Altıncı sırada İtalya’nın Milano kentindeki Milano Anıt Mezarı yer alıyor. Milano’da en çok turist çeken ikinci yer konumunda bulunan Milano Anıt Mezarı, büyük bir girişi ve beyaz heykelleri ile ziyaretçileri karşılıyor. İçinde gezenlerin kendilerini adeta açık hava sanat müzesinde hissetmesine neden olan mezarlıkta İtalya’nın en tanınmış sanatçı ve mimarlarının eserleri yer alıyor. Yedinci sırada Gürcistan’da bulunan Bonaventure Mezarlığı yer alıyor.

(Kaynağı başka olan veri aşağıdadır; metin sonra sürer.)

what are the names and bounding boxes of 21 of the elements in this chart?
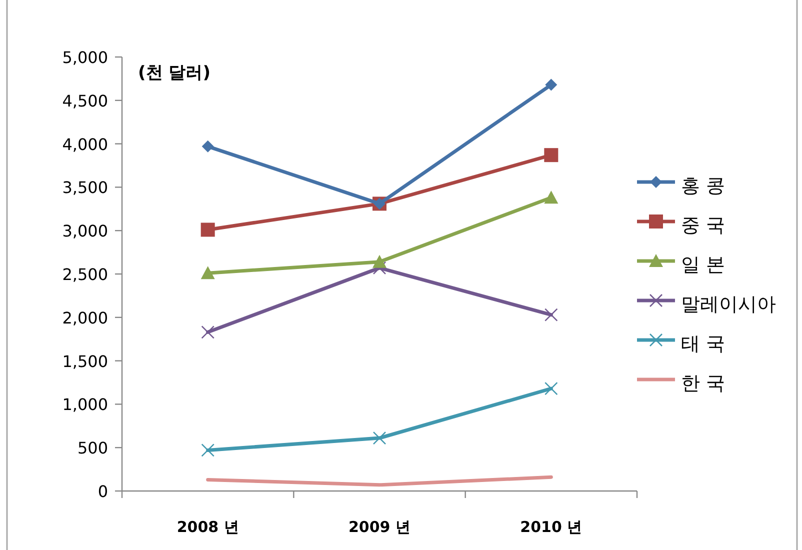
y-tick-label: 4,000	[62, 134, 108, 154]
legend-label: 말레이시아	[681, 294, 776, 316]
legend-label: 중 국	[681, 214, 726, 236]
legend-label: 일 본	[681, 254, 726, 276]
y-tick-label: 2,000	[62, 308, 108, 328]
legend-label: 한 국	[681, 372, 726, 394]
legend-label: 홍 콩	[681, 175, 726, 197]
y-tick-label: 1,500	[62, 352, 108, 371]
y-tick-label: 500	[77, 438, 108, 458]
y-axis-title: (천 달러)	[138, 63, 210, 83]
x-tick-label: 2010 년	[520, 518, 582, 536]
y-tick-label: 0	[98, 482, 108, 501]
x-tick-label: 2009 년	[348, 518, 410, 536]
y-tick-label: 3,000	[62, 222, 108, 241]
y-tick-label: 3,500	[62, 178, 108, 198]
y-tick-label: 5,000	[62, 48, 108, 67]
x-tick-label: 2008 년	[176, 518, 239, 536]
y-tick-label: 2,500	[62, 265, 108, 284]
y-tick-label: 4,500	[62, 91, 108, 110]
legend-label: 태 국	[681, 333, 726, 355]
y-tick-label: 1,000	[62, 395, 108, 414]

Bonaventure Mezarlığı “İyi ve Kötünün Bahçesinde Gece Yarısı” kitabının kapağında resminin yer alması ve ünlü oyuncu, yönetmen Clint Eastwood’un kitabın filmini yapması sonrası ünlü oldu. Doğa bilimci John Muir’in de birkaç gece bu mezarlıkta uyuyarak gezi kitabının bir bölümünü burada yazdığı biliniyor. Mezarlıkta bulunan 250 yıllık üzeri yosun kaplı ağaçlar da ilginç görüntü oluşturuyor. Listede sekizinci sırada Paris’te bulunan Pere Lachaise Mezarlığı yer alıyor. Pere Lachaise Mezarlığı yeryüzünde hayaletleri görmek isteyebileceğiniz belki de tek yer olarak adlandırılıyor. Çünkü modern tarihin birçok düşünürü, müzisyeni, ressamı, yazarı ve filozofu bu mezarda yatıyor. Moliere, Jim Morrison, Edith Piaf, Oscar Wilde ve Marcel Proust gibi isimlerin yattığı mezarlıkta 70 bin civarında mezar bulunuyor.

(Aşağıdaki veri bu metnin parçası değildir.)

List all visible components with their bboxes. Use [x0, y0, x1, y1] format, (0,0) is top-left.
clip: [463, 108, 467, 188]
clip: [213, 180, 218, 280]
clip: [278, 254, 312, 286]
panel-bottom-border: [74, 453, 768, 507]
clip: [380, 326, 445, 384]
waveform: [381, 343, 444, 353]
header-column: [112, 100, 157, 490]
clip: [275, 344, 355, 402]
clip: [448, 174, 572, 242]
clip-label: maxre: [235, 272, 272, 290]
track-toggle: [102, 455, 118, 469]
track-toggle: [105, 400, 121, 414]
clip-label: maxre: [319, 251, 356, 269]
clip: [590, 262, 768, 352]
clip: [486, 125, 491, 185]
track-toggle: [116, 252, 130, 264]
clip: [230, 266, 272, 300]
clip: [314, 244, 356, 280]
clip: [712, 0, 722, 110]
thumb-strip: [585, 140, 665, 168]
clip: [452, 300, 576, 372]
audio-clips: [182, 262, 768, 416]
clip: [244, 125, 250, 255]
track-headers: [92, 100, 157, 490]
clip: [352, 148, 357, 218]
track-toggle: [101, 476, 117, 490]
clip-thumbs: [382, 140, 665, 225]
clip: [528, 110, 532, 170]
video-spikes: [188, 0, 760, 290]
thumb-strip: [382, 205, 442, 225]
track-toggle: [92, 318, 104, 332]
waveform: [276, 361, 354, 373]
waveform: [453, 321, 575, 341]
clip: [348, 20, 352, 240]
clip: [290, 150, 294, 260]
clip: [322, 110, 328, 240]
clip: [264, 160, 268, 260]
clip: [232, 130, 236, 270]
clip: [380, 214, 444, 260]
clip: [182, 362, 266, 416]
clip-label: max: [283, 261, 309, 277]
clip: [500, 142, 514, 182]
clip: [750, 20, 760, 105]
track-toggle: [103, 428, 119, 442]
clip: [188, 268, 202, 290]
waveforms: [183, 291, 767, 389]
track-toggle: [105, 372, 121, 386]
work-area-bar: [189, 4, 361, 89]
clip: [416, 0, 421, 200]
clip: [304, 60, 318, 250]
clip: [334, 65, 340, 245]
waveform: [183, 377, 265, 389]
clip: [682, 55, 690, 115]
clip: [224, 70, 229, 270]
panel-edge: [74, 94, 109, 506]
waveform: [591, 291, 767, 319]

Listenin dokuzuncu sırasında Londra’da bulunan Highgate Mezarlığı yer alıyor. Gotik üslupla yapılmış bu mezarlık ürkütücü heykeller, koyu renklerle süslenmiş mezarlıklar, sarmaşıklar ve meşe ağaçlarından oluşuyor. Ünlü düşünür Karl Marx’ın mezarı da burada bulunuyor. Listede onuncu sırada Kopenhag’da bulunan Assistens Mezarlığı yer alıyor. Yüzlerce kavak ağacının sıralandığı uzun bir yol ile ziyaretçilerini karşılayan Assistens Mezarlığı’nın en büyük özelliklerinden biri insanların bu mezarlığı gündelik hayatlarında da kullanması. Birçok Danimarkalı burada koşu yapıyor, bisiklete biniyor, piknik yapıyor ve çocuklarıyla birlikte geziyor.

Listenin on birinci sırasında Prag’da bulunan Eski Yahudi Mezarlığı bulunuyor. İçerisinde 12 bin tane karmakarışık mezar taşı barındıran bu mezarlık, Prag’daki küçük bir parkın içerisinde bulunuyor. 1479 yılından 1787 yılına kadar kullanılan ve aslında daha eski olduğu düşünülen mezar, daha sonraki yıllarda Yahudi inanışında mezarların tahribatının yasak olması nedeniyle kullanılmadı. İkinci Dünya Savaşı sırasında herhangi bir tahribata uğramayan mezar günümüzde müze olarak kullanılıyor. Listenin son sırasında ise Arjantin’de bulunan La Recoleta Mezarlığı yer alıyor. Parisli mühendis Prospero Catelin tarafından tasarımı yapılan mezarlık hem ölüler hem de hayatta olanlar için huzur dolu bir yer olarak anılıyor. Bazı mezarların bahçeler ve çiçeklerle kaplı olduğu mezarlıkta Eva Paron ve ailesinin mezarı da bulunuyor.